Other ACA reform provisions
The ACA’s Consumer Operated and Oriented Plan (CO-OP) Program encourages the creation of nonprofit, consumer-run health insurance issuers Twenty-three CO-OPs received funding in the form of loans totaling $1.98 billion, and 12 have folded. No CO-OP plans were created in Georgia.
Medicare in the state of Georgia
Georgia Medicare enrollment reached 1.5 million in 2015, about 15 percent of the state’s population compared with 17 percent of the total U.S. population enrolled in Medicare. Historically, in Georgia, 81 percent of Medicare recipients qualify based on age alone while 29 percent qualify for Medicare as the result of a disability.

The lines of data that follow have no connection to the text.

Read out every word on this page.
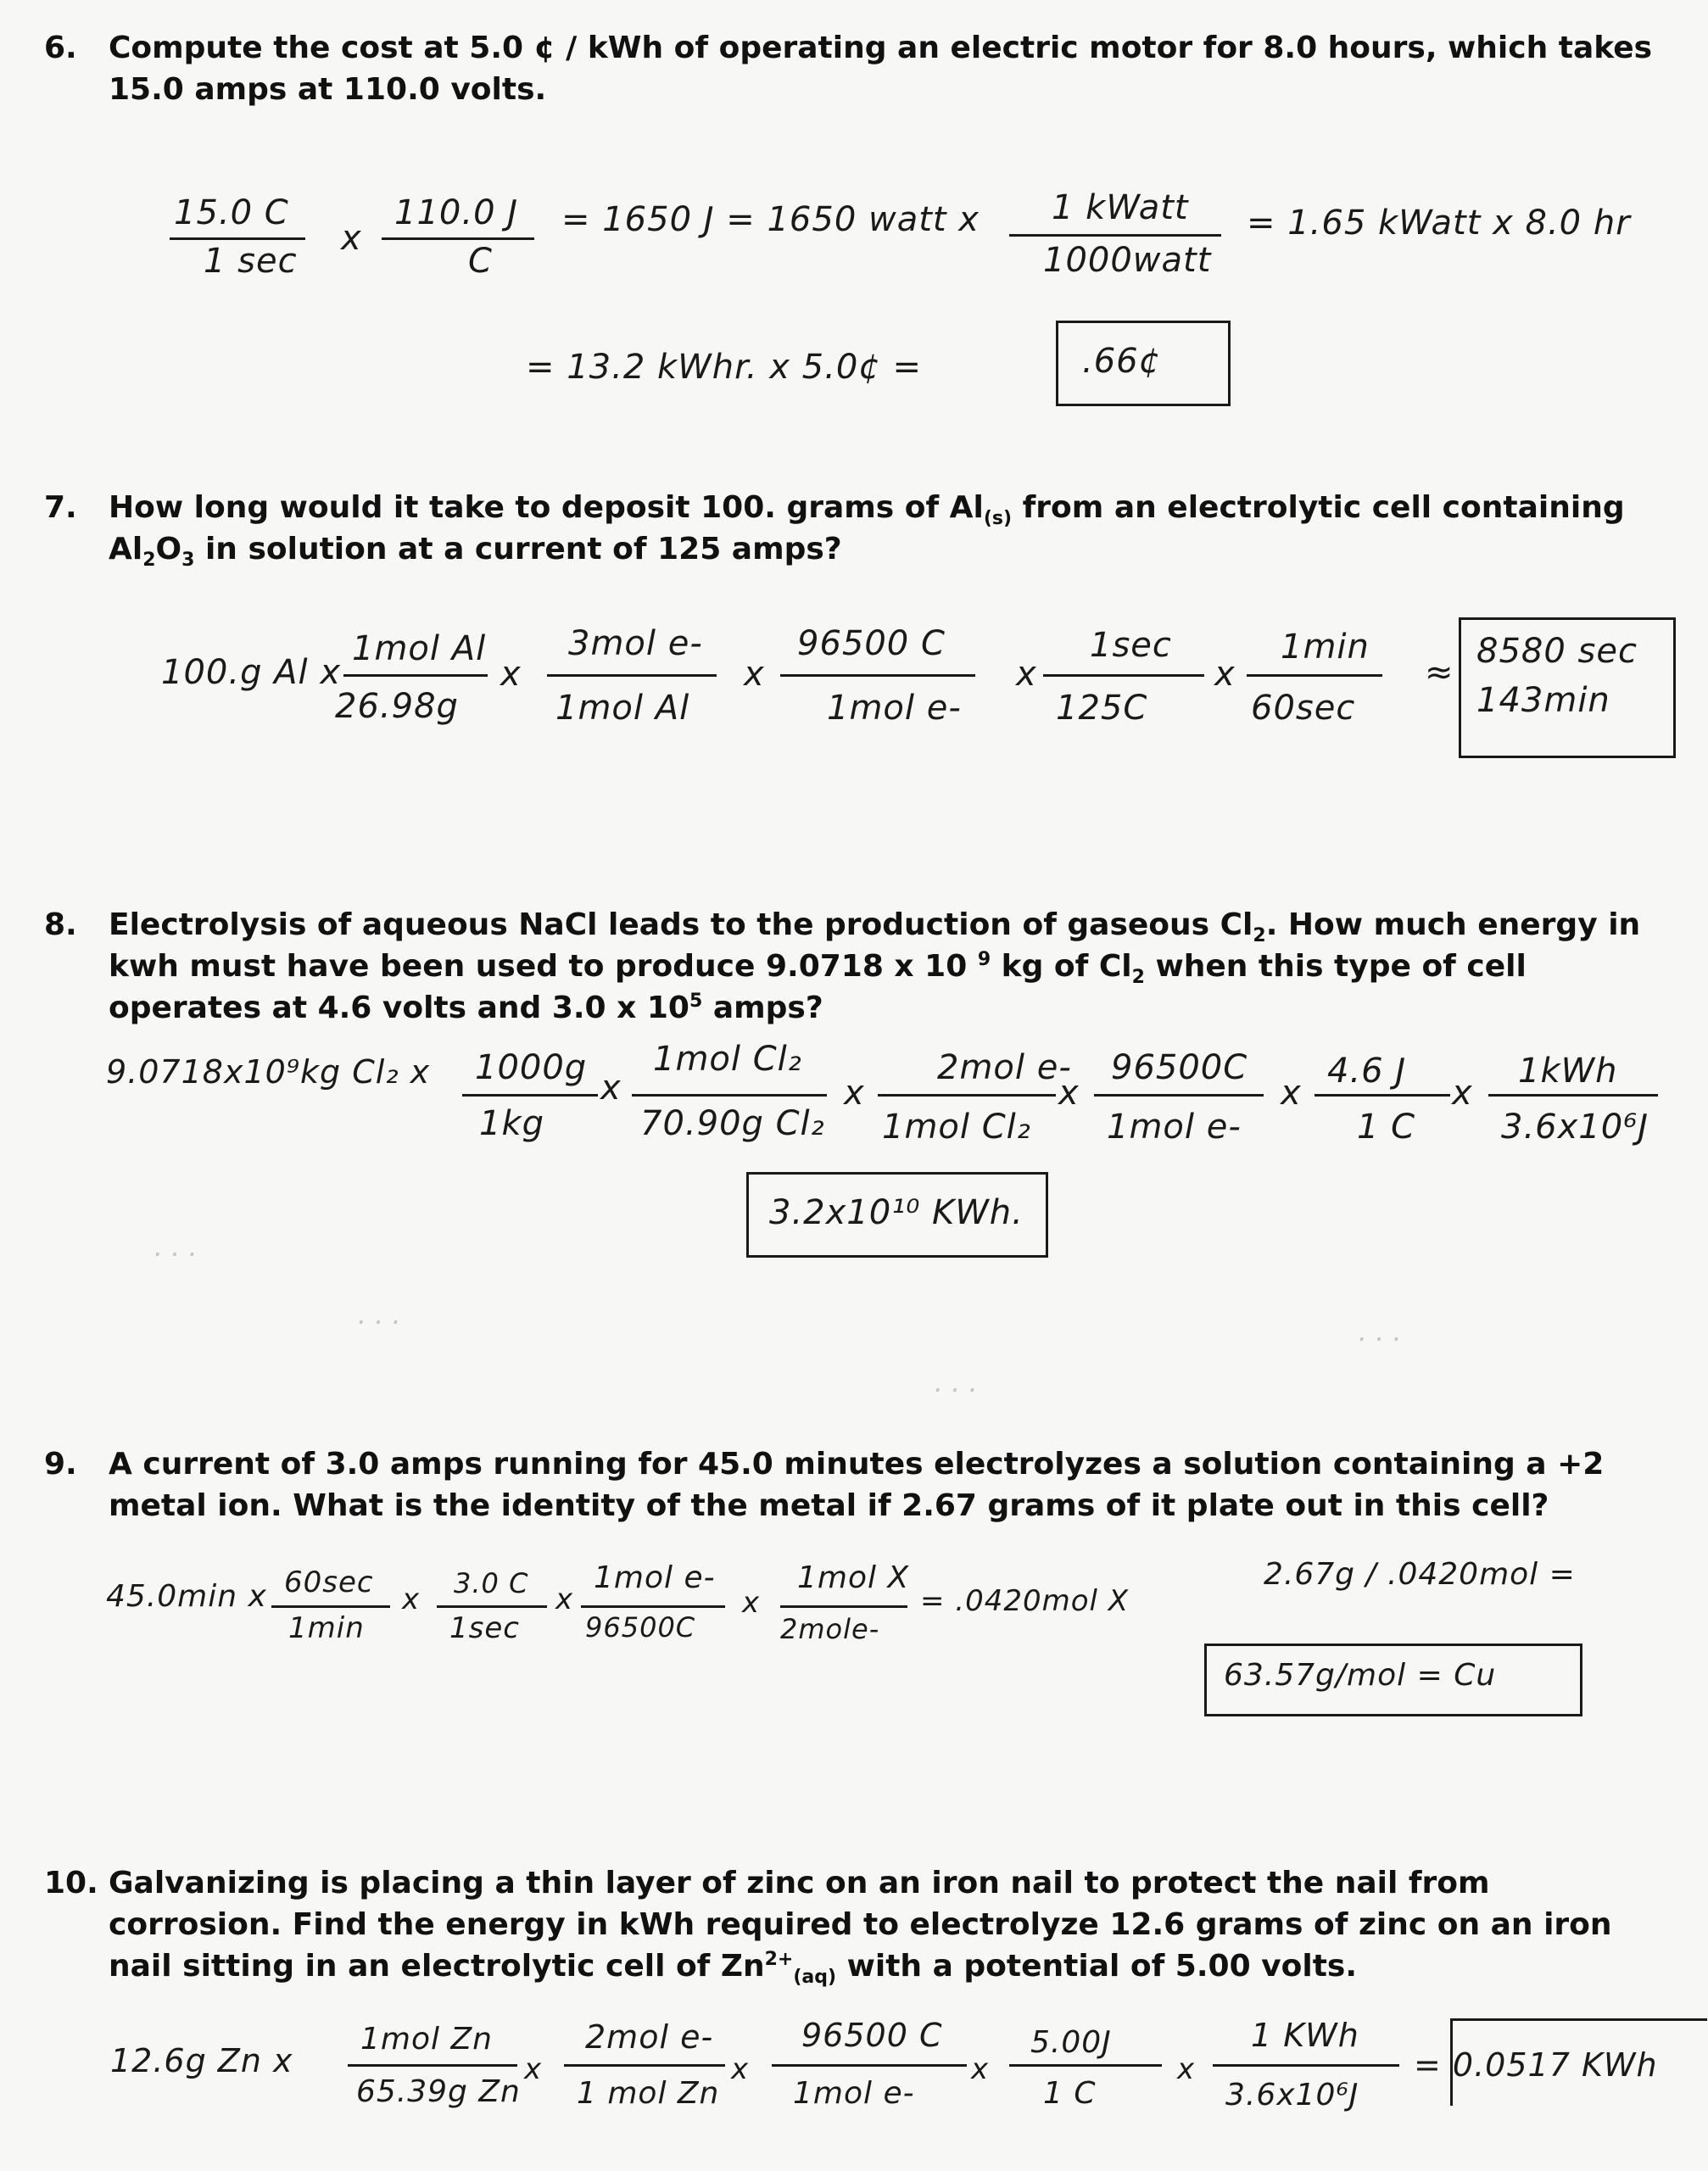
6. Compute the cost at 5.0 ¢ / kWh of operating an electric motor for 8.0 hours, which takes 15.0 amps at 110.0 volts.
15.0 C
1 sec
x
110.0 J
C
= 1650 J = 1650 watt x 1 kWatt
1000watt
= 1.65 kWatt x 8.0 hr
= 13.2 kWhr. x 5.0¢ =	.66¢
7. How long would it take to deposit 100. grams of $Al_{(s)}$ from an electrolytic cell containing $Al_2O_3$ in solution at a current of 125 amps?
100.g Al x
1mol Al
26.98g
x
3mol e-
1mol Al
x
96500 C
1mol e-
x
1sec
125C
x
1min
60sec
≈
8580 sec
143min
8. Electrolysis of aqueous NaCl leads to the production of gaseous $Cl_2$. How much energy in kwh must have been used to produce 9.0718 x 10 $^9$ kg of $Cl_2$ when this type of cell operates at 4.6 volts and 3.0 x $10^5$ amps?
9.0718x10⁹kg Cl₂ x 1000g
1kg
x
1mol Cl₂
70.90g Cl₂
x
2mol e-
1mol Cl₂
x
96500C
1mol e-
x
4.6 J
1 C
x
1kWh
3.6x10⁶J
3.2x10¹⁰ KWh.
· · ·
· · ·
· · ·
· · ·
9. A current of 3.0 amps running for 45.0 minutes electrolyzes a solution containing a +2 metal ion. What is the identity of the metal if 2.67 grams of it plate out in this cell?
45.0min x 60sec
1min
x 3.0 C
1sec
x
1mol e-
96500C
x
1mol X
2mole-
= .0420mol X
2.67g / .0420mol =
63.57g/mol = Cu
10. Galvanizing is placing a thin layer of zinc on an iron nail to protect the nail from corrosion. Find the energy in kWh required to electrolyze 12.6 grams of zinc on an iron nail sitting in an electrolytic cell of $Zn^{2+}_{(aq)}$ with a potential of 5.00 volts.
12.6g Zn x
1mol Zn
65.39g Zn
x
2mol e-
1 mol Zn
x
96500 C
1mol e-
x
5.00J
1 C
x
1 KWh
3.6x10⁶J
= 0.0517 KWh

Georgia Medicare beneficiaries may choose a Medicare Advantage plan instead of original Medicare as a way to gain additional benefits. 31 percent of Georgians enrolled in Medicare have selected a Medicare Advantage plan instead of a traditional Medicare plan. About 41 percent of Georgia Medicare recipients are enrolled in Medicare Part D to gain stand-alone prescription drug coverage.
Nationwide, 31 percent of Medicare recipients are enrolled in Medicare Advantage plans and 45 percent have Medicare Part D coverage.